The cross-party environment select committee said livestock farming was vital to preserving landscapes.
But "hard-pressed" farmers needed help to diversify into new areas and direct payments linked to livestock numbers may need to be reintroduced, it argued.
Ministers said they were committed to "affordable" measures to help farmers.
In its report, the committee said the industry was under pressure and that tenant farmers in remote areas were having a "particularly hard time".
Farmers needed help to develop new types of income, like using their land for carbon capture and storage and water quality assessment programmes, it argued.
With many farmers struggling to access EU grants to which they were entitled, it said the way funding from the Common Agricultural Policy was allocated in the UK needed to be reviewed.
One step the committee said should be considered was re-introducing "headage payments" - funds paid directly to farmers calculated on the basis of the number of animals held.
"Government must ensure farm businesses can provide a decent income for hard-pressed hill farmers," the committee's chairman, Tory MP Anne McIntosh, said.

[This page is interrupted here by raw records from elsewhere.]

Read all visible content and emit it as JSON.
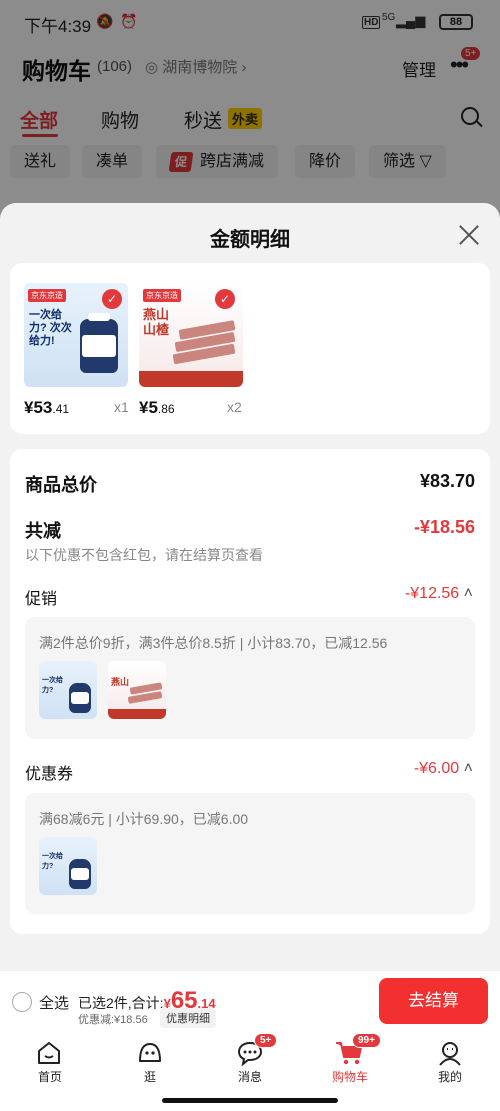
{
  "status_bar": {
    "time": "下午4:39",
    "network": "5G",
    "battery": "88"
  },
  "header": {
    "title": "购物车",
    "count": "(106)",
    "location": "湖南博物院",
    "manage": "管理",
    "more_badge": "5+"
  },
  "tabs": [
    {
      "label": "全部"
    },
    {
      "label": "购物"
    },
    {
      "label": "秒送"
    }
  ],
  "tab_tag": "外卖",
  "chips": [
    {
      "label": "送礼"
    },
    {
      "label": "凑单"
    },
    {
      "label": "跨店满减",
      "badge": "促"
    },
    {
      "label": "降价"
    },
    {
      "label": "筛选"
    }
  ],
  "sheet": {
    "title": "金额明细",
    "products": [
      {
        "brand_tag": "京东京造",
        "headline": "一次给力? 次次给力!",
        "price_int": "¥53",
        "price_dec": ".41",
        "qty": "x1"
      },
      {
        "brand_tag": "京东京造",
        "headline": "燕山 山楂",
        "price_int": "¥5",
        "price_dec": ".86",
        "qty": "x2"
      }
    ],
    "total_label": "商品总价",
    "total_value": "¥83.70",
    "discount_label": "共减",
    "discount_value": "-¥18.56",
    "discount_note": "以下优惠不包含红包，请在结算页查看",
    "promo_label": "促销",
    "promo_value": "-¥12.56",
    "promo_detail": "满2件总价9折，满3件总价8.5折 | 小计83.70，已减12.56",
    "coupon_label": "优惠券",
    "coupon_value": "-¥6.00",
    "coupon_detail": "满68减6元 | 小计69.90，已减6.00"
  },
  "footer": {
    "select_all": "全选",
    "selected_text": "已选2件,合计:",
    "currency": "¥",
    "total_int": "65",
    "total_dec": ".14",
    "saved": "优惠减:¥18.56",
    "detail_btn": "优惠明细",
    "checkout": "去结算"
  },
  "nav": [
    {
      "label": "首页",
      "icon": "home-icon"
    },
    {
      "label": "逛",
      "icon": "browse-icon"
    },
    {
      "label": "消息",
      "icon": "message-icon",
      "badge": "5+"
    },
    {
      "label": "购物车",
      "icon": "cart-icon",
      "badge": "99+"
    },
    {
      "label": "我的",
      "icon": "profile-icon"
    }
  ],
  "colors": {
    "accent": "#e4393c",
    "checkout": "#f23030",
    "tag_yellow": "#ffd200"
  }
}
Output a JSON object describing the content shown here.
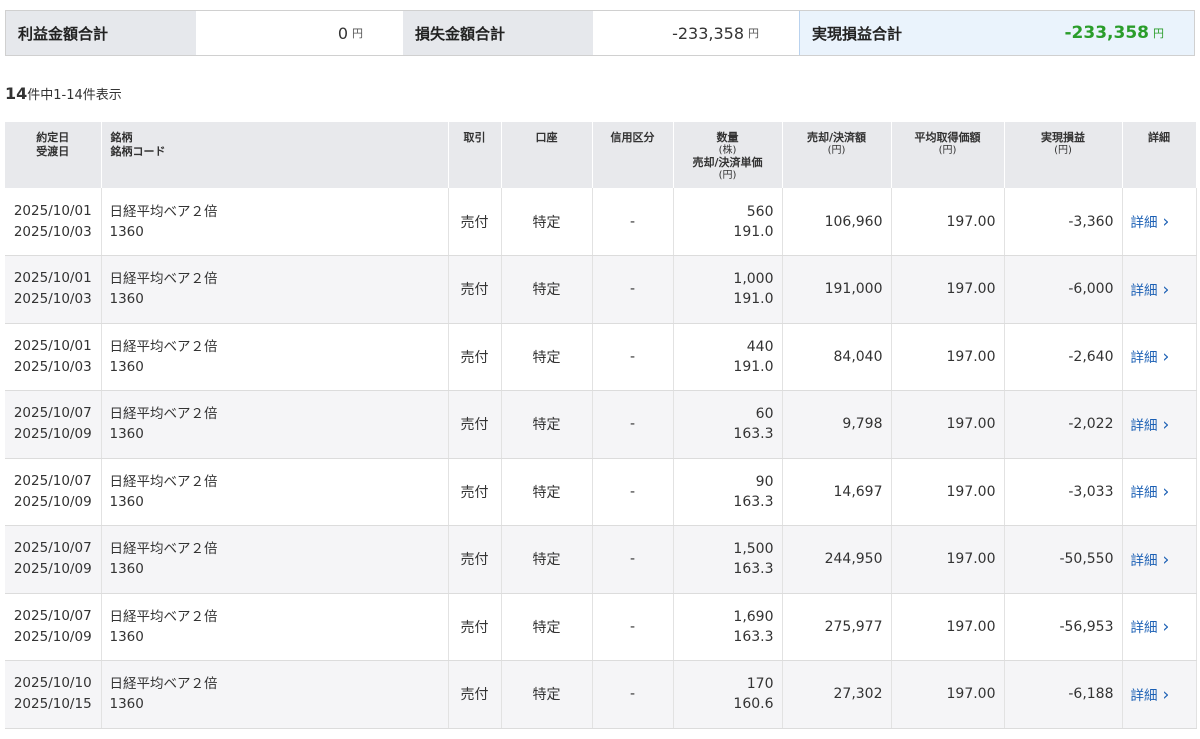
{
  "summary": {
    "profit_label": "利益金額合計",
    "profit_value": "0",
    "loss_label": "損失金額合計",
    "loss_value": "-233,358",
    "realized_label": "実現損益合計",
    "realized_value": "-233,358",
    "unit": "円"
  },
  "count": {
    "total": "14",
    "text": "件中1-14件表示"
  },
  "headers": {
    "trade_date": "約定日",
    "settle_date": "受渡日",
    "stock": "銘柄",
    "stock_code": "銘柄コード",
    "trade": "取引",
    "account": "口座",
    "margin": "信用区分",
    "quantity": "数量",
    "quantity_unit": "(株)",
    "unit_price": "売却/決済単価",
    "yen": "(円)",
    "amount": "売却/決済額",
    "avg_cost": "平均取得価額",
    "pnl": "実現損益",
    "detail": "詳細"
  },
  "rows": [
    {
      "trade_date": "2025/10/01",
      "settle_date": "2025/10/03",
      "name": "日経平均ベア２倍",
      "code": "1360",
      "trade": "売付",
      "account": "特定",
      "margin": "-",
      "qty": "560",
      "price": "191.0",
      "amount": "106,960",
      "avg": "197.00",
      "pnl": "-3,360",
      "detail": "詳細"
    },
    {
      "trade_date": "2025/10/01",
      "settle_date": "2025/10/03",
      "name": "日経平均ベア２倍",
      "code": "1360",
      "trade": "売付",
      "account": "特定",
      "margin": "-",
      "qty": "1,000",
      "price": "191.0",
      "amount": "191,000",
      "avg": "197.00",
      "pnl": "-6,000",
      "detail": "詳細"
    },
    {
      "trade_date": "2025/10/01",
      "settle_date": "2025/10/03",
      "name": "日経平均ベア２倍",
      "code": "1360",
      "trade": "売付",
      "account": "特定",
      "margin": "-",
      "qty": "440",
      "price": "191.0",
      "amount": "84,040",
      "avg": "197.00",
      "pnl": "-2,640",
      "detail": "詳細"
    },
    {
      "trade_date": "2025/10/07",
      "settle_date": "2025/10/09",
      "name": "日経平均ベア２倍",
      "code": "1360",
      "trade": "売付",
      "account": "特定",
      "margin": "-",
      "qty": "60",
      "price": "163.3",
      "amount": "9,798",
      "avg": "197.00",
      "pnl": "-2,022",
      "detail": "詳細"
    },
    {
      "trade_date": "2025/10/07",
      "settle_date": "2025/10/09",
      "name": "日経平均ベア２倍",
      "code": "1360",
      "trade": "売付",
      "account": "特定",
      "margin": "-",
      "qty": "90",
      "price": "163.3",
      "amount": "14,697",
      "avg": "197.00",
      "pnl": "-3,033",
      "detail": "詳細"
    },
    {
      "trade_date": "2025/10/07",
      "settle_date": "2025/10/09",
      "name": "日経平均ベア２倍",
      "code": "1360",
      "trade": "売付",
      "account": "特定",
      "margin": "-",
      "qty": "1,500",
      "price": "163.3",
      "amount": "244,950",
      "avg": "197.00",
      "pnl": "-50,550",
      "detail": "詳細"
    },
    {
      "trade_date": "2025/10/07",
      "settle_date": "2025/10/09",
      "name": "日経平均ベア２倍",
      "code": "1360",
      "trade": "売付",
      "account": "特定",
      "margin": "-",
      "qty": "1,690",
      "price": "163.3",
      "amount": "275,977",
      "avg": "197.00",
      "pnl": "-56,953",
      "detail": "詳細"
    },
    {
      "trade_date": "2025/10/10",
      "settle_date": "2025/10/15",
      "name": "日経平均ベア２倍",
      "code": "1360",
      "trade": "売付",
      "account": "特定",
      "margin": "-",
      "qty": "170",
      "price": "160.6",
      "amount": "27,302",
      "avg": "197.00",
      "pnl": "-6,188",
      "detail": "詳細"
    }
  ],
  "colors": {
    "pnl_negative": "#2a9d2a",
    "link": "#1a5fb4",
    "header_bg": "#e8e9ec"
  }
}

"Farmers in the uplands already do a huge amount of unpaid work that benefits the public. The challenge for ministers is to find a way to reward farmers for those public benefits while preserving their way of life and wonderful landscapes of our uplands."
Wider measures to support rural communities in the tough economic climate should be prioritised, she added, such as access to economic development grants and super-fast broadband services.
The Commission for Rural Communities recommended last year that farmers should be paid for protecting the upland landscape in England.
Ministers said they would be announcing details of their farm uplands policy in the near future.
"Hill farmers face some real challenges and make an important contribution not just in terms of agriculture but to the environment and landscape," a Defra spokesman said.
"That is why we promised in our structural reform plan to develop affordable measures of support for hill farmers, in order to help put them on a more secure and sustainable footing for the future."